Last time we talked about how the original PC has a limit of 640 kB for your programs and 1 MB in total. But of course those restrictions chafed. People demanded more memory, and there were workarounds to provide it.
However, the workarounds were made to primarily work with the old 8088 CPU. Expanded memory (EMS) swapped pages of memory into page frames that lived above the 640 kB line (but below 1 MB). The system would work with newer CPUs, but those newer CPUs could already address more memory. That led to new standards, workarounds, and even a classic hack.
XMS
If you had an 80286 or above, you might be better off using extended memory (XMS). This took advantage of the fact that the CPU could address more memory.
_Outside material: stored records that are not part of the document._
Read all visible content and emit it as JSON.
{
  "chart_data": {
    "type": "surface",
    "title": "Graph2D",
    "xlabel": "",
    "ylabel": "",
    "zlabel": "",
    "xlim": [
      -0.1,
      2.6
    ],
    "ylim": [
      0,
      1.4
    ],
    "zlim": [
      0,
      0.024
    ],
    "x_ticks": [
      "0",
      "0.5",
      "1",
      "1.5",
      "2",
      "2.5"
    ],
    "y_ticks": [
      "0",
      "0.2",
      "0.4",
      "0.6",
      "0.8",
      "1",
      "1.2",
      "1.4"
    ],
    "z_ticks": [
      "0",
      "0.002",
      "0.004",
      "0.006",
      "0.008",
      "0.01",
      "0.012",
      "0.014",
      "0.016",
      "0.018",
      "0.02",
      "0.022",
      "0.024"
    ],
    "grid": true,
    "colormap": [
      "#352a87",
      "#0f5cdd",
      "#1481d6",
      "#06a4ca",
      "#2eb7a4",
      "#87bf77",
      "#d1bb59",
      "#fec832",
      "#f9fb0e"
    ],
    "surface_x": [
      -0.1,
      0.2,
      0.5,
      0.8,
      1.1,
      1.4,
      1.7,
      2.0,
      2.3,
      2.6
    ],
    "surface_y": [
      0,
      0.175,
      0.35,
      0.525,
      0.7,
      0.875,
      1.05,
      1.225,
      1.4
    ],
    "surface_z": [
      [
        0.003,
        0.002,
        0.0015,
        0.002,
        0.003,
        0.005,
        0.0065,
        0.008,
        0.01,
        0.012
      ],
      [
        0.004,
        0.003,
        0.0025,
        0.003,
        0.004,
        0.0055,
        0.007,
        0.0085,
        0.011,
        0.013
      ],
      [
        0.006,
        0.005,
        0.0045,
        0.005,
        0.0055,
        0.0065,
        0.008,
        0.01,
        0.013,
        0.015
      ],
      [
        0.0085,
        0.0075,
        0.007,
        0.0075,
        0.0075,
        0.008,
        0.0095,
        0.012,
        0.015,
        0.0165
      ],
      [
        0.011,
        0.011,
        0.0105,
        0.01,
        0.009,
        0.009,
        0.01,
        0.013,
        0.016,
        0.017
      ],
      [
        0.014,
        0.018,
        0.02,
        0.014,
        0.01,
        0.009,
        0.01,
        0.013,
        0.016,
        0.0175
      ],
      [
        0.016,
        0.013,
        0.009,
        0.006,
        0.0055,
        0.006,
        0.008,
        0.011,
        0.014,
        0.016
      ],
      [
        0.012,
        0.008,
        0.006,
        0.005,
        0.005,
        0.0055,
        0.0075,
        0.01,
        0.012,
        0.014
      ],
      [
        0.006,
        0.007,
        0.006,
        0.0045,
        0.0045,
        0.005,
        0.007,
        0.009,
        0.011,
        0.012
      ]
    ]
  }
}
You didn’t need a special board to load 4MB of RAM into an 80286-based PC. You just couldn’t get to with MSDOS. In particular, the memory above 1 MB was — in theory — inaccessible to real-mode programs like MSDOS.
Well, that’s not strictly true in two cases. One, you’ll see in a minute. The other case is because of the overlapping memory segments on an 8088, or in real mode on later processors. Address FFFF:000F was the top of the 1 MB range.
PCs with more than 20 bits of address space ran into problems since some programs “knew” that memory access above that would wrap around. That is FFFF:0010, on an 8088, is the same as 0000:0000. They would block A20, the 21st address bit, by default. However, you could turn that block off in software, although exactly how that worked varied by the type of motherboard — yet another complication.
XMS allowed MSDOS programs to allocate and free blocks of memory that were above the 1 MB line and map them into that special area above FFFF:0010, the so-called high memory area (HMA).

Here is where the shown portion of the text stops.